- Ministry: Money and Credit Council Supreme Housing Council
- Website: tem.mrud.ir

= Iranian National Housing =

Iranian National Housing is a government program for support and development in Iranian cities of millions of housing units through 400 million toman loans mediated by state Minister of Roads and Urban Development provided through banks. It succeeded various Mehr Housing Projects.

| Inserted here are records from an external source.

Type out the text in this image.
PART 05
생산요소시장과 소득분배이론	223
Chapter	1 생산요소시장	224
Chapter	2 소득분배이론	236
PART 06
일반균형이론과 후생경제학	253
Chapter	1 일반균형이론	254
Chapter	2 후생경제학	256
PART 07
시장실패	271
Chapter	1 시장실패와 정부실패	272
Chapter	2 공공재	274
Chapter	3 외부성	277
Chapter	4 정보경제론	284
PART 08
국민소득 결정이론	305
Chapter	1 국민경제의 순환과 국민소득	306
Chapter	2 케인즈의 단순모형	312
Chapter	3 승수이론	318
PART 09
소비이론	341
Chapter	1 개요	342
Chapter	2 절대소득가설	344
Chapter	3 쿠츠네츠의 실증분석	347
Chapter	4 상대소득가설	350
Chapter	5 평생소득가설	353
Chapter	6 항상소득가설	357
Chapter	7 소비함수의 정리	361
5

It started in 2018.

Citizens who register to purchase have a score based on their amount of money they have put in and then selected.

20-25 million Iranians live in slums.

As of June 2023 the program had a 23000 hectare allocated to its projects four times the amount of land allocated compared to Maskan Mehr.

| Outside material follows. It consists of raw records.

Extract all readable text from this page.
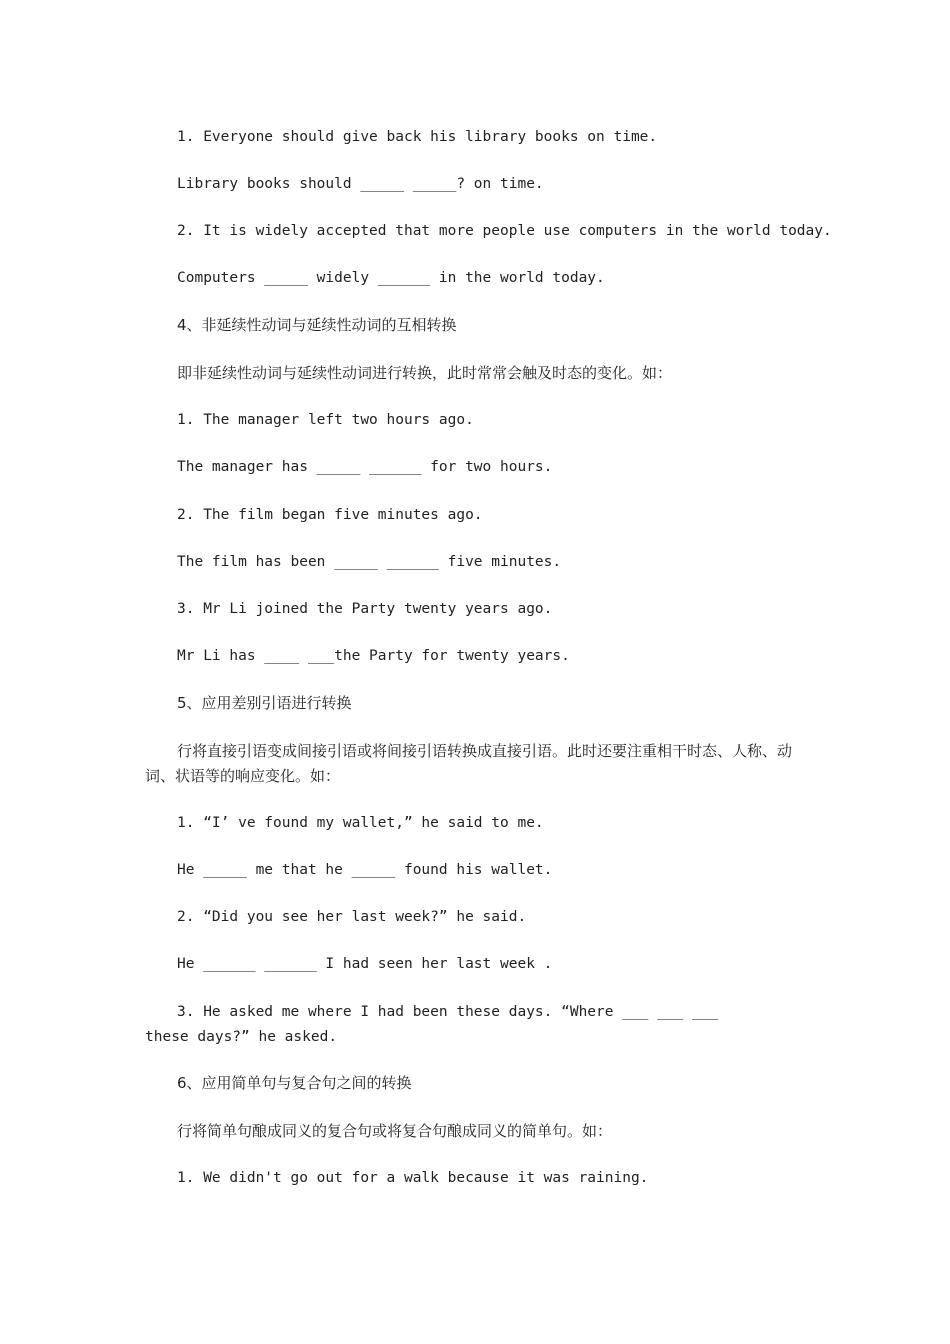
1. Everyone should give back his library books on time.
Library books should _____ _____? on time.
2. It is widely accepted that more people use computers in the world today.
Computers _____ widely ______ in the world today.
4、非延续性动词与延续性动词的互相转换
即非延续性动词与延续性动词进行转换，此时常常会触及时态的变化。如：
1. The manager left two hours ago.
The manager has _____ ______ for two hours.
2. The film began five minutes ago.
The film has been _____ ______ five minutes.
3. Mr Li joined the Party twenty years ago.
Mr Li has ____ ___the Party for twenty years.
5、应用差别引语进行转换
行将直接引语变成间接引语或将间接引语转换成直接引语。此时还要注重相干时态、人称、动词、状语等的响应变化。如：
1. “I’ ve found my wallet,” he said to me.
He _____ me that he _____ found his wallet.
2. “Did you see her last week?” he said.
He ______ ______ I had seen her last week .
3. He asked me where I had been these days. “Where ___ ___ ___ these days?” he asked.
6、应用简单句与复合句之间的转换
行将简单句酿成同义的复合句或将复合句酿成同义的简单句。如：
1. We didn't go out for a walk because it was raining.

In July 2023 Iranian president made a deadline ultimatum for Iranian banks refusing to offer the loans.

6 million authenticated people have requested to purchase condo units.

In October 2023 Minister of Road and Urban Development said the government would allocate $2 billion for projects.

== Statistics ==
Around one million new bank accounts were opened in Bank Maskan for people buying units from the projects.

Tehran province has secured 2 million meters for use of national housing project.

Forty thousand 25 meters units will be developed.

== Criticism ==
Because home and rent prices are high, it has been recommended that the government should develop houses below 40– 30 meters, despite 35 meters being required by Iranian cities.